The adoption of the Home Energy Score ordinance is part of an effort to reduce carbon emissions in Multnomah County by 80 percent by 2050, outlined in the 2015 Climate Action Plan. Residential buildings contribute nearly half of all emissions from buildings, and while voluntary efforts have already made a difference, this policy will accelerate change and provide consumer insight and protection.
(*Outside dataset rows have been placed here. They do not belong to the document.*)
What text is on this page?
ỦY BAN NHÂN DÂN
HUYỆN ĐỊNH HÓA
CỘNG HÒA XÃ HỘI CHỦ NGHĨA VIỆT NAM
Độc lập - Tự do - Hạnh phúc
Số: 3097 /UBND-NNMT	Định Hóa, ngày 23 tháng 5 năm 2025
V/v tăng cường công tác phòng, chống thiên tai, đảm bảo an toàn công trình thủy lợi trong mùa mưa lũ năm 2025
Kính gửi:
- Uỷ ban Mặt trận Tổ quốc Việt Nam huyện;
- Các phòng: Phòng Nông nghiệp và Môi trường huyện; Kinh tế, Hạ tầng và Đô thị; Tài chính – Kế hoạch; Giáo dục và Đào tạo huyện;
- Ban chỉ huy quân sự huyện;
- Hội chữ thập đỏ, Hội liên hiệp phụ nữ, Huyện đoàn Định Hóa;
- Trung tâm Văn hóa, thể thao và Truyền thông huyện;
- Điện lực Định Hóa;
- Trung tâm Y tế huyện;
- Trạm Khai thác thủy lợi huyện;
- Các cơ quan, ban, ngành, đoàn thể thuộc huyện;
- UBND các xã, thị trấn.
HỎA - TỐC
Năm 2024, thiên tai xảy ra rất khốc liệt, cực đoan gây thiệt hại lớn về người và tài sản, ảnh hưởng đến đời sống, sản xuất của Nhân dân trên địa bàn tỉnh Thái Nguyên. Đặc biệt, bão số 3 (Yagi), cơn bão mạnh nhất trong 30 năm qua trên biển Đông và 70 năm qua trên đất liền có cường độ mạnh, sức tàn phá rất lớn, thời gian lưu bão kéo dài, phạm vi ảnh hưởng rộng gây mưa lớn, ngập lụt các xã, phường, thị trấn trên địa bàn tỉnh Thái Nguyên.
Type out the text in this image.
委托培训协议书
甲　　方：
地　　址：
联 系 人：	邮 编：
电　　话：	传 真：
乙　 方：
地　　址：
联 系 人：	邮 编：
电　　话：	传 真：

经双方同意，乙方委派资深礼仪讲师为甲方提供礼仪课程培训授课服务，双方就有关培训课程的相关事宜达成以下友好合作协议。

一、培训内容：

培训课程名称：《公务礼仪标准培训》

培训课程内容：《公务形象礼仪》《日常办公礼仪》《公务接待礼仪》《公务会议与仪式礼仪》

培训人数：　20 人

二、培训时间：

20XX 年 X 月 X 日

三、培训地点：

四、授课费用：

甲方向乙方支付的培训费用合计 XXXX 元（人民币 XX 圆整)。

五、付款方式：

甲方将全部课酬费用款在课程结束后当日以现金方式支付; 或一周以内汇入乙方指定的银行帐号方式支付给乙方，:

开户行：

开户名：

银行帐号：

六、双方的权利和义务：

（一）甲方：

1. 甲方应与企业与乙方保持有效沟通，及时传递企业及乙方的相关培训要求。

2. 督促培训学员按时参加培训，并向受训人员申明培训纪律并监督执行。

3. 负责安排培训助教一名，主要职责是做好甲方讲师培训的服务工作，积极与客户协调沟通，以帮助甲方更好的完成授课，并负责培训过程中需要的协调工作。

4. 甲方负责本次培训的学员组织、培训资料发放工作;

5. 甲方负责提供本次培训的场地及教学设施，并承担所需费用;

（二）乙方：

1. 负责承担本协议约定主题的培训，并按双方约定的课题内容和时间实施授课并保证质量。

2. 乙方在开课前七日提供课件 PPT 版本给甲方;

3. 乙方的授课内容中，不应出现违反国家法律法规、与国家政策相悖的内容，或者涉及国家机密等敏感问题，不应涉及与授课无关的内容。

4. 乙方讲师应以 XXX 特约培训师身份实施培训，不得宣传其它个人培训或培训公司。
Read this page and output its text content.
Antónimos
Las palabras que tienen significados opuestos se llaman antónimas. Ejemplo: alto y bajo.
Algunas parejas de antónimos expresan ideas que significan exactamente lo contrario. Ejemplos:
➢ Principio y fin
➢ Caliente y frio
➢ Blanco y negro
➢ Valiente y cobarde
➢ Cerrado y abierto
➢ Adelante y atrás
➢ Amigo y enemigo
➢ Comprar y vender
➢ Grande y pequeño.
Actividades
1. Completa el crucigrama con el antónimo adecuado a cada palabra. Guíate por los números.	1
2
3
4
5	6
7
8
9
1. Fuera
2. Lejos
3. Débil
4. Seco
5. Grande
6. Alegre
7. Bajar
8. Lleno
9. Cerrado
“A Home Energy Score lets buyers ‘see inside the walls’ of a home they’re considering for purchase, making the full costs of homeownership more visible to prospective buyers,” said Portland Mayor Ted Wheeler. “Cutting the energy costs of housing is one of the smartest strategies to keep housing affordable over the long term. Beyond lowering energy bills, energy‐efficient homes are more comfortable and have better air quality. I’m proud that Portland is taking a stand for consumer protections and climate actionmaking it easier for people to save energy, protect against rising energy prices in the future and reduce carbon pollution.”

The scores will be produced by third-party Home Energy Assessors authorized by the City of Portland and Earth Advantage. The growing list of authorized professionals can be found atwww.earthadvantage.org/pdxhes/assessors.html. The price of the Home Energy Report is determined by the private sector, but Home Energy Assessments in similar programs in other communities range in price from $150 to $250. In 2018, the City will offer free Home Energy Scores for income-qualified sellers.
The Home Energy Assessment takes about an hour, and 70 pieces of information about insulation, windows, appliances and more are observed and recorded. As soon as the data from the assessment has been entered into the software, the Home Energy Score and Report will be available. Homes will be scored on a ten-point scale. If a home scores a 5, it is expected to perform comparably to an average home in Portland in terms of energy use. If a home scores a 10, it ranks among the ten percent of homes expected to use the least amount of energy. A home scoring a 1 is estimated to consume more energy each year than 85 percent of homes. Homes that have received a Home Energy Score will be viewable at the Portland Green Building Registry.
No action is required by the seller beyond providing the score and report in listings and in the home while it’s for sale, but if sellers or buyers are interested in making energy improvements, the nonprofit Enhabit offers free consultations with expert home energy advisors. For low-cost, do-it-yourself ways to cut energy waste, increase comfort and lower energy bills, Energy Trust of Oregon provides resources at www.energytrust.org/tips.